India’s third-largest computer-services provider is targeting deals between $50 million and $300 million, though “it’s not a hard cap,” Premji said in a May 18 interview in New York. The company relies mostly on an internal mergers and acquisitions team led by Rishad Premji, the chairman’s son, to hunt for candidates, rather than using investment banks.
“We are trying to create deals, rather than just react to deals which are lying with investment bankers, because we find our win rates are much higher,” said Premji, 66. “We want to supplement our growth rates there and go up the value chain.”
Wipro faces competition in its effort to add higher-margin services business. Larger rivals Tata Consultancy Services Ltd. (TCS) and Infosys Ltd. (INFO) have said they want to make acquisitions in Europe and other non-English-speaking regions in their hunt for new markets. Global IT services spending growth may slow to 1.3 percent this year, from 6.5 percent in 2011, as Europe’s debt struggles continue, research group Gartner Inc. said April 5.
Bangalore-based Wipro offers software-development and business process outsourcing services, as well as consulting and product engineering. IT services accounted for 76 percent of the company’s business in the year ended March 2012. The company, which also has units that make hand soap along consumer products such as light bulbs, generated revenue of 375 billion rupees ($6.89 billion) in the 12 months ended March 31.
Wipro tumbled 7.2 percent, the most in almost three years, in Mumbai trading on April 25 after its forecast for information-technology revenue lagged behind some analysts’ estimates. The stock is down 1.9 percent this year, while Tata Consulting has gained 4.3 percent.
Wipro is looking for specialized companies in analytics, cloud computing and mobile communications, and is focused on industries including health care, financial services, energy and utilities, and retail, Premji said.
“It’s a good time to get a decent price,” he said. “In a slowdown market, people are a little more hesitant” to pursue acquisitions.’’
Target companies also are more open to being acquired “because they’re realizing this is not a time to take it public, they cannot get the kind of upside they would have expected,” he said. “It’s not that people think next year is going to be bullish, or that next year is going to be great.”
Wipro is open to deals in areas where it’s expanding, such as Saudi Arabia, and in parts of Northern Europe and Asia, he said. It isn’t looking at Japan or Southern Europe, or for more acquisitions in Latin America.
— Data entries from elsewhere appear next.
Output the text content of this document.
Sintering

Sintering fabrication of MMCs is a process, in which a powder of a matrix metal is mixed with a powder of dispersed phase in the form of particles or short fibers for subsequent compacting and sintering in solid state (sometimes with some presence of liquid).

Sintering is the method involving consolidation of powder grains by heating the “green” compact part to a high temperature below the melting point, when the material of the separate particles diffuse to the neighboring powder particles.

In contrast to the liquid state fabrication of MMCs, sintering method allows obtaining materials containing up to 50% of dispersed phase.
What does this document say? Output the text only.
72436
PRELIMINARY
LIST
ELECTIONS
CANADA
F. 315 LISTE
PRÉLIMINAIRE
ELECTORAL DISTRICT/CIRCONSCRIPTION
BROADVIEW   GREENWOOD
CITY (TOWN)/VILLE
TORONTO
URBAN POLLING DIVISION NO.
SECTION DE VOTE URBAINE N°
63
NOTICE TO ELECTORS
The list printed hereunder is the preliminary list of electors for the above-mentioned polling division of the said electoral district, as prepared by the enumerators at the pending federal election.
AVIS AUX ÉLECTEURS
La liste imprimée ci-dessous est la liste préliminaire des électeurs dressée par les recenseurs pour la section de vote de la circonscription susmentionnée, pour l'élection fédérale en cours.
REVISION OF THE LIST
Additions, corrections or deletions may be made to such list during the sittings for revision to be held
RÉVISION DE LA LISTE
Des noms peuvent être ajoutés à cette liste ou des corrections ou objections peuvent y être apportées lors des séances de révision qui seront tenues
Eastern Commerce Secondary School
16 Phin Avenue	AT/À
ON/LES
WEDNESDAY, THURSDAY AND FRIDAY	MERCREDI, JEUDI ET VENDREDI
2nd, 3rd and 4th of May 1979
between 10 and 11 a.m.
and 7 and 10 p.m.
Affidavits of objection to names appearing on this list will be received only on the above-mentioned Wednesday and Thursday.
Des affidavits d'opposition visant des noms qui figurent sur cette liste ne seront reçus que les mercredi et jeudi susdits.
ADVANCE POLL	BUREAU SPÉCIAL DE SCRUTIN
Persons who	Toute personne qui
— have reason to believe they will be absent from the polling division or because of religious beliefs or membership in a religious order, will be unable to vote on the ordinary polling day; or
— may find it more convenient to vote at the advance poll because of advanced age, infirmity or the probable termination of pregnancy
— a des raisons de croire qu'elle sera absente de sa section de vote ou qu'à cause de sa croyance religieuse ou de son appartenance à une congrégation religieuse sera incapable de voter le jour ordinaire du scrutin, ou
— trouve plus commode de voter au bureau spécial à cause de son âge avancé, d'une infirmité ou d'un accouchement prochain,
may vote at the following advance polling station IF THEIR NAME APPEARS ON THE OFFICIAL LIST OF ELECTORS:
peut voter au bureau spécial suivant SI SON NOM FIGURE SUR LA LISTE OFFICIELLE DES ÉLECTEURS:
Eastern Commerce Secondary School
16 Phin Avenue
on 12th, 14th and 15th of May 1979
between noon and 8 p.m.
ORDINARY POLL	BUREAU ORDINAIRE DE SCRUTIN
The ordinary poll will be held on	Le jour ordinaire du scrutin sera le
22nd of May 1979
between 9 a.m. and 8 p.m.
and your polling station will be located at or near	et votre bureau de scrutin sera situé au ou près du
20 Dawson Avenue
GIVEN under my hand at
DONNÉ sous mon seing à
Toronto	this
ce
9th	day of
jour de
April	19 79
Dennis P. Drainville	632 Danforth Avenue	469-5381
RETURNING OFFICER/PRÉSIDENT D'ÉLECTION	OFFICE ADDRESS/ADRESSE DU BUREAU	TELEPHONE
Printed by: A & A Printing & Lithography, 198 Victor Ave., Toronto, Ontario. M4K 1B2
The company also isn’t seeking businesses that “are quite down in the value chain,” doing commoditized tasks, after spending more than a year reorienting itself to capture higher- value work, he said. “There are companies available for $1 billion and above in terms of revenue, but they’re available for the wrong reasons.”
Premji, who with his family controls 78 percent of Wipro, said “it would make sense” for his son Rishad to succeed him eventually as non-executive chairman, though he said he has no plans to step down for at least the next 24 months. The son was promoted to chief strategy officer in September 2010, reporting to Chief Executive Officer T.K. Kurien.
The chairman took over the reins of his father’s business after he died of a heart attack in 1966. Azim Premji was 21 years old and had three months left in his engineering program at Stanford when he returned home to helm the then $2 million business, which he transformed over 40 years from a vegetable oil and soap maker into a software services provider with a market capitalization of $18 billion.
He is currently ranked No. 40 on the Bloomberg Billionaires Index with a net worth of $15.3 billion. He donated $2 billion of Wipro shares in December 2010 to a trust to fund his foundation, which is focused on education.
Wipro isn’t the only Indian company looking for deals while shunning the services of investment banks. Billionaire Ajay Piramal in an interview last month said he may spend $1 billion to acquire biotechnology and defense assets for his health care- to-real estate empire without the help of bankers, who he said don’t “add much value.”
The attitude underscores the challenge facing global companies such as Goldman Sachs Group Inc. and UBS AG as they try to squeeze revenues from a country where fees are 20 percent of those in China, according to New York-based researcher Freeman & Co.